MAD (CVPR 2023)

Modality-Agnostic Debiasing for Single Domain Generalization, CVPR 2023. [paper]

Institution & Author

Tongji University
JD.com

Preliminaries

Domain Adaptation (DA)
- 使用有标签的源域数据和无标签的目标域数据以transductive learning的方式对目标域数据进行泛化
- 特点：与特定目标域耦合，因此无法泛化到其他任意目标域上
Domain Generalization (DG)
- 使用多个源域数据训练一个泛化能力强的模型，目标是对任意目标域具备良好的泛化性
- 特点：训练过程不需要访问目标域数据，但学习难度比DA大
Single Domain Generalization (SDG)
- 只有一个源域数据集，要求从单一源域中学习到具备泛化能力的模型
- 特点：属于DG的一种极端情况，学习难度最大

Motivation

2023-06-09_155807

目前做SDG的方法大多是设计各种数据增强方法，将单一域的数据增强到不同域，以提高模型泛化性。

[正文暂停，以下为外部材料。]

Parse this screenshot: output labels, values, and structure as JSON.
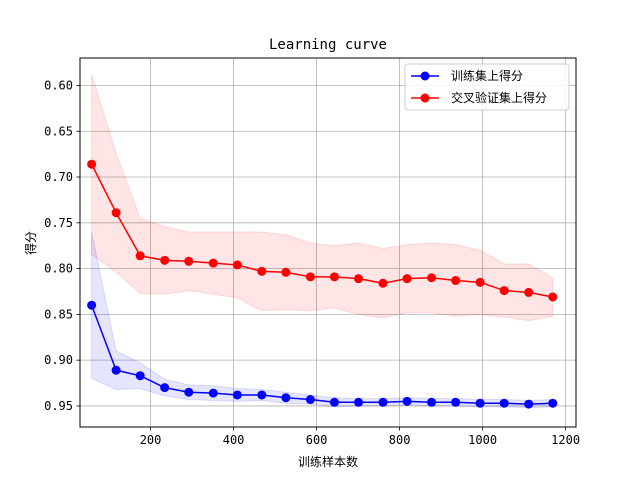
{
  "chart_data": {
    "type": "line",
    "title": "Learning curve",
    "xlabel": "训练样本数",
    "ylabel": "得分",
    "xlim": [
      30,
      1225
    ],
    "ylim": [
      0.973,
      0.57
    ],
    "y_inverted": true,
    "grid": true,
    "legend_position": "top-right",
    "x_ticks": [
      200,
      400,
      600,
      800,
      1000,
      1200
    ],
    "y_ticks": [
      0.6,
      0.65,
      0.7,
      0.75,
      0.8,
      0.85,
      0.9,
      0.95
    ],
    "x": [
      58,
      117,
      175,
      234,
      292,
      351,
      409,
      468,
      526,
      585,
      643,
      701,
      760,
      818,
      877,
      935,
      994,
      1052,
      1111,
      1169
    ],
    "series": [
      {
        "name": "训练集上得分",
        "color": "#0000ff",
        "band_color": "#0000ff",
        "values": [
          0.84,
          0.911,
          0.917,
          0.93,
          0.935,
          0.936,
          0.938,
          0.938,
          0.941,
          0.943,
          0.946,
          0.946,
          0.946,
          0.945,
          0.946,
          0.946,
          0.947,
          0.947,
          0.948,
          0.947
        ],
        "band_upper": [
          0.76,
          0.89,
          0.903,
          0.921,
          0.927,
          0.928,
          0.931,
          0.932,
          0.935,
          0.938,
          0.941,
          0.942,
          0.942,
          0.941,
          0.942,
          0.942,
          0.943,
          0.943,
          0.944,
          0.943
        ],
        "band_lower": [
          0.92,
          0.932,
          0.931,
          0.939,
          0.943,
          0.944,
          0.945,
          0.944,
          0.947,
          0.948,
          0.951,
          0.95,
          0.95,
          0.949,
          0.95,
          0.95,
          0.951,
          0.951,
          0.952,
          0.951
        ]
      },
      {
        "name": "交叉验证集上得分",
        "color": "#ff0000",
        "band_color": "#ff0000",
        "values": [
          0.686,
          0.739,
          0.786,
          0.791,
          0.792,
          0.794,
          0.796,
          0.803,
          0.804,
          0.809,
          0.809,
          0.811,
          0.816,
          0.811,
          0.81,
          0.813,
          0.815,
          0.824,
          0.826,
          0.831
        ],
        "band_upper": [
          0.588,
          0.674,
          0.745,
          0.754,
          0.76,
          0.76,
          0.76,
          0.76,
          0.763,
          0.772,
          0.775,
          0.772,
          0.778,
          0.774,
          0.772,
          0.774,
          0.78,
          0.795,
          0.795,
          0.81
        ],
        "band_lower": [
          0.784,
          0.804,
          0.827,
          0.828,
          0.824,
          0.828,
          0.832,
          0.846,
          0.845,
          0.846,
          0.843,
          0.85,
          0.854,
          0.848,
          0.848,
          0.852,
          0.85,
          0.853,
          0.857,
          0.852
        ]
      }
    ]
  }
}
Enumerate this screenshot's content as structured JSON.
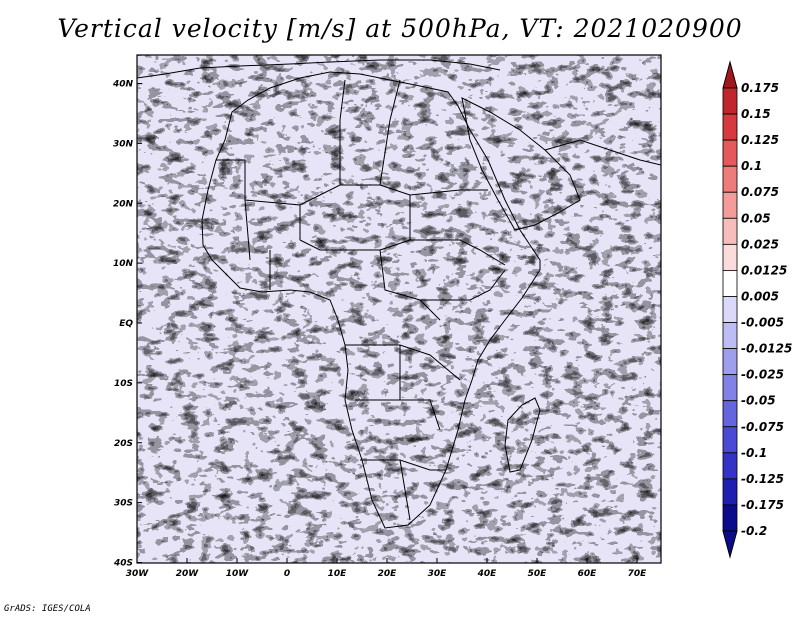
{
  "title": "Vertical velocity [m/s] at 500hPa, VT: 2021020900",
  "credit": "GrADS: IGES/COLA",
  "map": {
    "lon_labels": [
      "30W",
      "20W",
      "10W",
      "0",
      "10E",
      "20E",
      "30E",
      "40E",
      "50E",
      "60E",
      "70E"
    ],
    "lat_labels": [
      "40N",
      "30N",
      "20N",
      "10N",
      "EQ",
      "10S",
      "20S",
      "30S",
      "40S"
    ]
  },
  "colorbar": {
    "labels": [
      "0.175",
      "0.15",
      "0.125",
      "0.1",
      "0.075",
      "0.05",
      "0.025",
      "0.0125",
      "0.005",
      "-0.005",
      "-0.0125",
      "-0.025",
      "-0.05",
      "-0.075",
      "-0.1",
      "-0.125",
      "-0.175",
      "-0.2"
    ],
    "colors": [
      "#a3161b",
      "#c0272d",
      "#d63a3e",
      "#e4595a",
      "#ee7c7a",
      "#f39c9a",
      "#f7bdbc",
      "#fbdcdc",
      "#ffffff",
      "#dadaf8",
      "#bdbdf3",
      "#9e9eec",
      "#8282e6",
      "#6565de",
      "#4a4ad4",
      "#3333c6",
      "#1e1eb0",
      "#0b0b8c"
    ]
  },
  "colors": {
    "land_border": "#000000",
    "neutral": "#ffffff",
    "up": "#d63a3e",
    "down": "#4a4ad4"
  }
}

但是，作者认为这些方法都是 modality-specific 的，并且大多只适用于图像领域。也就是说，这些方法关注的是数据增强方法，将单一图像域增强到多种图像域。但是若输入的是点云数据，点云数据具有和图像不同的domain shift规则（图像的domain shift一般是纹理、结构，而点云数据一般是几何结构和位置），那么这些数据增强方法是不适用于点云数据的。因此，作者从网络结构设计的角度来解决SDG问题，实现和数据模态无关的SDG方法。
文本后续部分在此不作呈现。